Slackware + WindowMaker, Fluxbox or XFCE. Not sure if XFCE runs/how smoothly it runs with 40MB of RAM, but it's the lightest of the ones that resemble Windows/Gnome/KDE desktop environments; the lighter ones are usually more..well, they just differ from the mainstream by their outlooks, as you'll notice. I personally like WindowMaker and Fluxbox, though there are a lot of good choices outside them too. Slackware's install CD set/DVD includes many choices, and if you're not short on disk space, you can install them all if you like; if you leave KDE out which you will with that amount of RAM, the rest shouldn't eat too much disk space, so install them all, test them and remove those you don't like.

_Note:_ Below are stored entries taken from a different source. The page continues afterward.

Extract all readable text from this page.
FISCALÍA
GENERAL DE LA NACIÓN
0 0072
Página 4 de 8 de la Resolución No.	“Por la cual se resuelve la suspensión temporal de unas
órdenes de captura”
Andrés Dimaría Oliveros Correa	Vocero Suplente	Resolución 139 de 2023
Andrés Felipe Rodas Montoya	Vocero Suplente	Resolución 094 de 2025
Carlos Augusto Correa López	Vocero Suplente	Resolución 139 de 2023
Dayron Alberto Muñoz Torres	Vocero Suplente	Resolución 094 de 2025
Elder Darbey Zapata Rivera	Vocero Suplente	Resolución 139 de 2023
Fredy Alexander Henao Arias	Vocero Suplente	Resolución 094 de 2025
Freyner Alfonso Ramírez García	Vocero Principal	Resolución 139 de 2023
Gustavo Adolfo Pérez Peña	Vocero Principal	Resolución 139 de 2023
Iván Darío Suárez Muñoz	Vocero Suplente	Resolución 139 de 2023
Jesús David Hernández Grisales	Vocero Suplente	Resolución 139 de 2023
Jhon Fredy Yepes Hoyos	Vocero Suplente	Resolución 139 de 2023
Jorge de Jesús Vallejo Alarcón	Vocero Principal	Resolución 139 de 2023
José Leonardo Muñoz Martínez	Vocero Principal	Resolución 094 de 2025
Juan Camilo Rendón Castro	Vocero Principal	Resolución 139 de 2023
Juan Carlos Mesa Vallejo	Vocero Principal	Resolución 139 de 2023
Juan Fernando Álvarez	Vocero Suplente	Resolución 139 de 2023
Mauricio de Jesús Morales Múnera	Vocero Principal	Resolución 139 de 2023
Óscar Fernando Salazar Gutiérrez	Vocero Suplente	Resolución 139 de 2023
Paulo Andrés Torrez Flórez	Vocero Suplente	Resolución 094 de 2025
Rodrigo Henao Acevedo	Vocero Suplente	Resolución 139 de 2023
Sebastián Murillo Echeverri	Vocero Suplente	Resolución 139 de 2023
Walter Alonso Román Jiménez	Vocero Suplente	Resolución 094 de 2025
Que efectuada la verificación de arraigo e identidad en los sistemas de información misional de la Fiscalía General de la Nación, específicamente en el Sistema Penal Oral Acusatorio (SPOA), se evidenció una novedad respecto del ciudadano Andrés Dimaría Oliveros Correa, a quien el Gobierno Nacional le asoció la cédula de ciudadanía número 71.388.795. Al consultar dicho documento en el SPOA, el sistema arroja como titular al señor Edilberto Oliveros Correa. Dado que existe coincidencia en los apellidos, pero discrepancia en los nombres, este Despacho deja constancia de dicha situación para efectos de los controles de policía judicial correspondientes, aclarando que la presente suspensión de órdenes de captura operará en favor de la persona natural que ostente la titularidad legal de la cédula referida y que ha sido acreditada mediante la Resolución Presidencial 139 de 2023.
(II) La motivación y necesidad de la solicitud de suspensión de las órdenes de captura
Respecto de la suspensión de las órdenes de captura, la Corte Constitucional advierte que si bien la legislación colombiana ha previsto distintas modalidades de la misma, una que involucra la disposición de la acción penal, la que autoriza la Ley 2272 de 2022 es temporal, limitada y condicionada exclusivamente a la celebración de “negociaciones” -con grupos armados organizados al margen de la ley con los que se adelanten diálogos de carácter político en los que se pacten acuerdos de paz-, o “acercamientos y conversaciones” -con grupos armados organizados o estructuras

I'd say almost any distro does, the thing that most consumes your RAM is X and the desktop environment/window manager you run on it. KDE and Gnome run a lot of background processes and consume a lot of RAM, so they're probably out of question. See (do a web search) a list of modern window managers, most of them are easily available for any distribution you pick up - and most of them consume fairly small amount of RAM overall, so they're good in that manner. And as long as you have gtk/qt libraries installed, you can run any program you like, as long as they don't depend on too many KDE/Gnome libraries (if they do, you'll need to install those, which usually ends up installing the whole suites...sadly) Anyway picking up a distribution isn't usually the problem, installing it in a way that it doesn't use the memory-hogging software is; replacing the default desktop with a lighter one, not running so many unneeded background processes, ...

All in all, Slackware stands out as a good one if you ask me. Not everybody likes it, so you are just going to have to try it out to see if it's for your or not.

pinniped 07-20-2008 03:28 AM

Did 'puppy' install at all? 'Xubuntu' might just work; it depends on how the installer is set up. Otherwise search distrowatch.com for small or 'lightweight' distros with windows (or with X).

I think the general recommended RAM for running Linux + X is 64M, but I did run with ICEWM on 48M a long time ago; that was already pushing things though and I didn't have to run many programs at once to get the disk-swapping happening.

jay73 07-20-2008 10:18 AM

I seem to remember a similar post where someone ended up installing Fluxbuntu but it was still very very slow. It may be worth a try, though.

geek745 07-21-2008 03:31 PM

have you looked on distrowatch.com? might be a *really* minimal distro that you can use whose profile you can find there.

The bigger the kernel (hardware support) and the more sophisticated the gui wrapper (kde, gnome, xfce, fluxbox, blackbox, windowmaker) and applications(web, email, office), the more memory you will consume. A heads up, other than a text-mode web browser, your system will become unusable swapping ram onto disk, not to mention other office productivity applications. And don't consider running both at the same time. Firefox frequently has a real memory footprint of around 100MB and anything other than a command-line text editor will take about the same, as well.